I shoved both of my hands between us, got his zipper down without wounding him, and started pulling the denim off over his hips. No underwear, that was always hot, and he wasn’t shy because he levered up and shoved the pants the rest of the way off. They fell on the floor next to my discarded shirt, and while he crawled back up over me I took a second to check out the goods and felt my eyes widen in alarm. I wasn’t a prude, I knew dudes’ business came in all shapes and sizes, I was intimately familiar with the good, bad, and the ugly. It was a hazard of my profession, but Rome was packing something that I wasn’t sure anatomy and biology were going to let happen. Needless to say, he was huge, everywhere, and I was small, everywhere. I was thinking I needed to rethink this entire thing and start acting like the smart, responsible person I was, but he got his hands on my shorts and my panties and I was naked and splayed under him before the protest and panic could find footing.
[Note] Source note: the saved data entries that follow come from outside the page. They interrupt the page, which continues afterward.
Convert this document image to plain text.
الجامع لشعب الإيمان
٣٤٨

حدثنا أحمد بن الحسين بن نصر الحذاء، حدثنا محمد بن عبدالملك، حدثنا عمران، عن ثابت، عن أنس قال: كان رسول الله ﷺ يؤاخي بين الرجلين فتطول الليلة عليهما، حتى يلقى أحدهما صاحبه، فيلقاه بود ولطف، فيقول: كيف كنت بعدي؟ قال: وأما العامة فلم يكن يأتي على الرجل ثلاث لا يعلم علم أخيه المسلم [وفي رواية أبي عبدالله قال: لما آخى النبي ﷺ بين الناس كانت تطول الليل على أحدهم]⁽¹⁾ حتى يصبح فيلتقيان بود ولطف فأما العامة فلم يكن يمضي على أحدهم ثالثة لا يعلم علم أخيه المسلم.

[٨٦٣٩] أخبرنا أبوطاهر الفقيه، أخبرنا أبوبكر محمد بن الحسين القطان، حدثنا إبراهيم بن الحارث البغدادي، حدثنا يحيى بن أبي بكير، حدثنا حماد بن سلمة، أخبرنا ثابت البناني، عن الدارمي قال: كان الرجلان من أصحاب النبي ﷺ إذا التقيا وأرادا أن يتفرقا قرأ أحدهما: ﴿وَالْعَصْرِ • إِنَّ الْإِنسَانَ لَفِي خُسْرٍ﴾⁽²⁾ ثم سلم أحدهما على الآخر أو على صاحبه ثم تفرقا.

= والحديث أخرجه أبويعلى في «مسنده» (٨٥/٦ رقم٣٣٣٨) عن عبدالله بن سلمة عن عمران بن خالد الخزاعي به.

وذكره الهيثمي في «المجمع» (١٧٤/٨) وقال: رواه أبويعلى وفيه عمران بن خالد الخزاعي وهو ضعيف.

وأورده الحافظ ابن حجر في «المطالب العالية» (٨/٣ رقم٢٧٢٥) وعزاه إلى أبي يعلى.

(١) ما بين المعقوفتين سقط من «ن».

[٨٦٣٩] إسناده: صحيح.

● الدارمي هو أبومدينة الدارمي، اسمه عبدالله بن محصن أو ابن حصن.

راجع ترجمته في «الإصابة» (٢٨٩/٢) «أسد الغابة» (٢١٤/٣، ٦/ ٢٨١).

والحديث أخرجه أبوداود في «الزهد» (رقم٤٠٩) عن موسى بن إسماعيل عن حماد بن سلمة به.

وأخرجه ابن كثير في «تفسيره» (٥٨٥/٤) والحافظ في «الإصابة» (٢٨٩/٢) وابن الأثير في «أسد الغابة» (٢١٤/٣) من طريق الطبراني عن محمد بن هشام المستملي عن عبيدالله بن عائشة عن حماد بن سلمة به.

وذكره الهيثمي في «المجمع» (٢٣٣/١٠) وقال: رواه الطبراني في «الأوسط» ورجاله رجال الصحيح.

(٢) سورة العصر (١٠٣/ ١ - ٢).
There was no way we were going to fit, even if I was so turned on I felt like everywhere our skin touched we were going to end up welded together. I could feel desire and liquid want pooling between my legs, saw that he felt it, too, when his eyes flashed cobalt sparks in every direction. I didn’t care how sexy he was, how unholy hot and bothered he had me, there was no way that weapon of mass destruction was going to work its way inside my body.